Another open question is how much immunity people have after being infected with SARS-CoV-2. "Reinfection is a story that simply can't be told without time," says Joshua Schiffer, an infectious disease physician and researcher at the Fred Hutchinson Cancer Center in Seattle.

  • It requires identifying people who are infected, sequencing the virus from them, tracking how long they shed the virus, and sequencing it again to determine if the virus is different and therefore likely represents a new infection, he says.
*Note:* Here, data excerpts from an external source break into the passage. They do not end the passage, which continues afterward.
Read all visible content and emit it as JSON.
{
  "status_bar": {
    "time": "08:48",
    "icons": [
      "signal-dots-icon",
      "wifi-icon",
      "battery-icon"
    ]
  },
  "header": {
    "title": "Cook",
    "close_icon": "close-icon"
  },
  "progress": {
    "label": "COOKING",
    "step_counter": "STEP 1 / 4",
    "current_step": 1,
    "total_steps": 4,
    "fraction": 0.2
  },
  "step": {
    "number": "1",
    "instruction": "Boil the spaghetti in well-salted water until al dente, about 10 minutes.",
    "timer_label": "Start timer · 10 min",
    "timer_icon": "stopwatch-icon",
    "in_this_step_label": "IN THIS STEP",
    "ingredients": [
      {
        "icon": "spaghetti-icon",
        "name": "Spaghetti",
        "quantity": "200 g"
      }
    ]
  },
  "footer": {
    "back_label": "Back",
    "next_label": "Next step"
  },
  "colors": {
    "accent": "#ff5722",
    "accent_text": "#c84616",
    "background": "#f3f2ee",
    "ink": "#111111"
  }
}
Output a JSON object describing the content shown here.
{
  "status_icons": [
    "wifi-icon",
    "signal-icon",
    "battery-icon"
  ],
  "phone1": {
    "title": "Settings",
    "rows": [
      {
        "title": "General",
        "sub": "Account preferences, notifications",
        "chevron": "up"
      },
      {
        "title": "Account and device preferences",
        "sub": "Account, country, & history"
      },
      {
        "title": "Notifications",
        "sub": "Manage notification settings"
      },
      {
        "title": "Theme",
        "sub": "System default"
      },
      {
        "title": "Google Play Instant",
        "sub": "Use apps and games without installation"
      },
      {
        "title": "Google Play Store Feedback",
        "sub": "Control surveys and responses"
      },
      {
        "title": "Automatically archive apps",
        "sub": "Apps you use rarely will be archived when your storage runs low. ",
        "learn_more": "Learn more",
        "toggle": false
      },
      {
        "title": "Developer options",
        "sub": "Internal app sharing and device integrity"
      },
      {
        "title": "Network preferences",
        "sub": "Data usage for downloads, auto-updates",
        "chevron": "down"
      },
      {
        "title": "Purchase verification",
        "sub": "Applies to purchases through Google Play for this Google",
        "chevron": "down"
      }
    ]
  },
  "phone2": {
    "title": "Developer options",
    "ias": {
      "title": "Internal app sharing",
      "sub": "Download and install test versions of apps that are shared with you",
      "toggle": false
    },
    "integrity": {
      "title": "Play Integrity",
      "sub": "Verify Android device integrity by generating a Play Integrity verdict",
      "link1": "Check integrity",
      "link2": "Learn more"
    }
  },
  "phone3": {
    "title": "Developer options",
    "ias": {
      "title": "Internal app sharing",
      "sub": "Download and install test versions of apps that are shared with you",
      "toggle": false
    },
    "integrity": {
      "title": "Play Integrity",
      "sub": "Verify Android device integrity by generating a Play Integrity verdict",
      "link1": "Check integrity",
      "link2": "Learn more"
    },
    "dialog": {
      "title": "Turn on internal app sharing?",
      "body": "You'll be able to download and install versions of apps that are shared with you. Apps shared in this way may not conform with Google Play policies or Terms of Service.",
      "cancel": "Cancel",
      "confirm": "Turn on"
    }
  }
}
And reinfection needs to be studied across large numbers of people to determine if it is common.
  • "The first really good studies on this will take six months to a year," he predicts.

Vaccines also take time to test their safety and effectiveness (not to mention manufacture and distribute).

  • Trials that deliberately infect people with the virus and, in the future, new ways of designing vaccines may speed the process, but only so much.

What to watch: One way to eke out more from science when a crisis unfolds is to be ready before the crisis begins.

  • National security should be expanded to include health security, and international scientific collaborations that are fueling the speed of pandemic science should be supported in preparation for the next crisis, health security expert Gigi Gronvall of Johns Hopkins University argues in a new paper.
  • Dario Gil, director of IBM Research and a member of President Trump's science advisory council, is calling for the creation of a reserve corps of scientists to address crises.
  • Bill Gates is investing in manufacturing facilities for seven different potential vaccines, acknowledging some won't pan out.

The bottom line: Understanding the limits and drawbacks of speedy science matters now more than ever because in crises — of which there will certainly be more — the stakes are even higher.